The Army has disciplined the two-star general who directed the Maryland training base where one of the Army's worst sexual harassment scandals was centered, Defense Department officials said on Wednesday.
The former commander of the Aberdeen Ordinance Center and School, Maj. Gen. Robert Shadley, was the highest-ranking of several officers to receive reprimands as a result of the scandal, in which drill sergeants preyed on young female trainees, the officials said.They said that Shadley, who was transferred earlier this year to the Army Forces Command at Fort McPherson, Ga., planned to contest the reprimand, which would probably end his career.
The decision to discipline the officers is expected to be announced formally on Thursday, when the Army is also scheduled to release the results of two studies into the service's handling of sexual misconduct in its ranks. Lawmakers who have been briefed on the results of the studies say that they found widespread evidence of discrimination by male commanders against female troops.

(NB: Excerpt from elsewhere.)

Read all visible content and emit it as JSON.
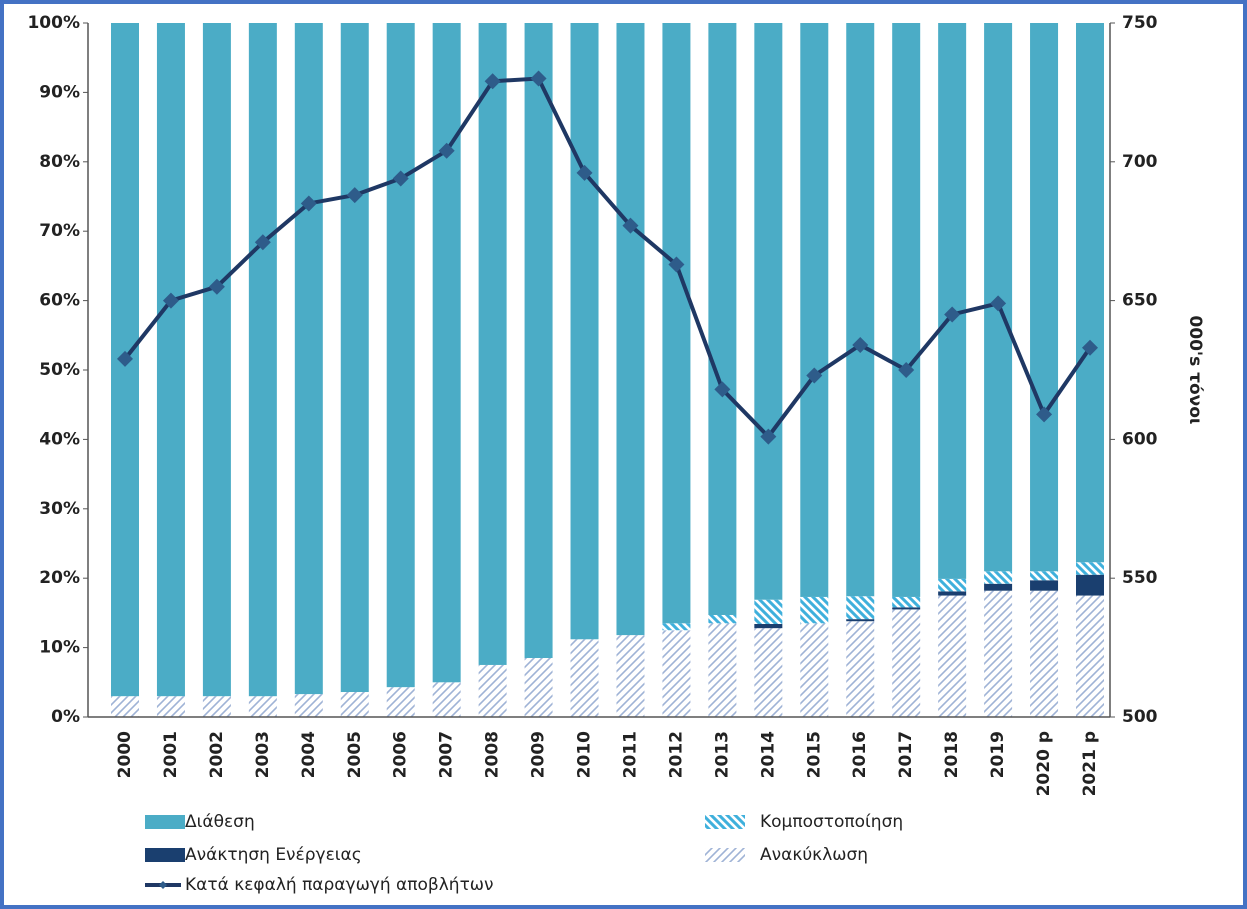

The Army has said that when it releases the reports, it will announce an "action plan" for dealing with sexual misconduct issues that will result in expanded screening procedures for Army drill sergeants, including psychological ex-am-inations and criminal-background checks, and new training guidelines intended to make troops more sensitive to the need to end sexual harassment.
The Army investigations prompted by the scandal at Aberdeen found that the current training system was so flawed that wife-beaters were allowed to become drill sergeants and that the enforcement of rules against sexual harassment varied widely from base to base.